Citations sur Voyage vers le nord (51)
Je vous le dis, on peut voir et tâter tout ceci avec les yeux car les yeux sont un instrument divin et la meilleure partie du cerveau; ils sont plus sensibles que le bout des doigts et plus aigus que la pointe d'un couteau; on peut en faire des choses avec les yeux, mais les mots, mon cher, ne sont bons à rien; d'ailleurs j'arrête de raconter ce que j'ai vu.
Pendant ce temps, les chaînes de montagnes défilent dans toute leur splendeur; par ici, étincelantes comme des couronnes, par là, nuageuses et renfrognées; certaines, au caractère bien trempé, sont solitaires, d'autres se donnent la main, heureuses de former ensemble un massif.
Que c'est beau par ici; vois donc ce fjord silencieux, plein de lumière, pris entre les falaises du Nordhordland et les côtes de granit des îles nues; vois donc ce
coucher de soleil humide et rose, dilué dans le ciel tout entier, sur la vaste mer, entre des montagnes d'un bleu indigo et brumeux; et ce bateau de pêche qui nous frôle comme un spectre, avec son petit canal rouge, mon Dieu, quelle beauté!

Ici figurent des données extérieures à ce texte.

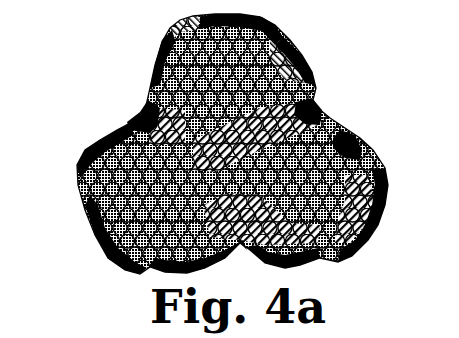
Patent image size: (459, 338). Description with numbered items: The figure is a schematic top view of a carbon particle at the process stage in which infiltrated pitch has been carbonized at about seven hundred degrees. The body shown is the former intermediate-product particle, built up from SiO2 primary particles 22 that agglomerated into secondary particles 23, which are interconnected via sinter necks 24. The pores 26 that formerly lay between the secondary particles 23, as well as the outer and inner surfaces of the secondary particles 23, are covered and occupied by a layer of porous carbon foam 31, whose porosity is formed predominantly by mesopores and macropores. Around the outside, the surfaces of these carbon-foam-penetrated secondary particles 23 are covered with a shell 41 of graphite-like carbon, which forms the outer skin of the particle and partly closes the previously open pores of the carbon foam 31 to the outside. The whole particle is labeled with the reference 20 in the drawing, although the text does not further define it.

The trilobal fiber 20 is at (366, 249).
The primary particles 22 is at (157, 63).
The secondary particles 23 is at (293, 45).
The sinter necks 24 is at (143, 122).
The pores 26 is at (315, 100).
The carbon foam 31 is at (318, 265).
The shell 41 is at (347, 138).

Stockholm est une ville animée, avenante et qui arbore fièrement sa richesse : on y trouve une foule de rois en bronze, de cyclistes, de jolies jeunes filles tout en ambes et de gaillards à la taille quasi surnaturelle pour la plupart; bien qu'il s'agisse d'une race parfaite, personne, ici, n'a développé de théorie raciale.
Les haies, de l'hièble et du genêt à balais, dans les prés, des aulnes et des saules; et au-dessus de chaque ferme, les couronnes lourdes et touffues d'arbres imposants comme des cathédrales.
C'est bien en cela que la grande littérature est étrange : elle est ce qu'une nation a de plus national, mais la la langue qu'elle parle est intelligible et familière à tous.
Regarde donc comme c'est magnifique, cette mer grise et les crêtes blanches des vagues; et, à tribord, le rivage nu, tortueux et musculeux de la Norvège; et ces mouettes criardes qui planent sur les longues ondes du vent. Tu peux scruter les eaux agitées par la quille, elles sont d'un vert vitriol martial, d'un vert malachite, d'un vert iceberg ou quelque chose comme ça; elles fument d'une blancheur furieuse, elles sont ourlées de mousse ; regarde cette route tracée derrière nous par l'écume jusqu'à l'horizon.
Il fait donc à nouveau nuit, et les grands sabres des éclairs vacillent au-dessus d'une mer d'encre; signes précurseurs d'une tempête ou d'un temps calme?
Les tambours de la guerre dussent-ils cesser de battre un jour, il y aura toujours bien assez de place pour les hommes courageux et entiers.
Lentement, très lentement, la toundra nordique s'organise en une forêt clairsemée de mâts de sapins et de pins majestueux comme des coupoles de basiliques; comme pour certains visages humains, il y a des arbres dont on se souvient jusqu'à sa mort; il y a des arbres qui sont presque des saints.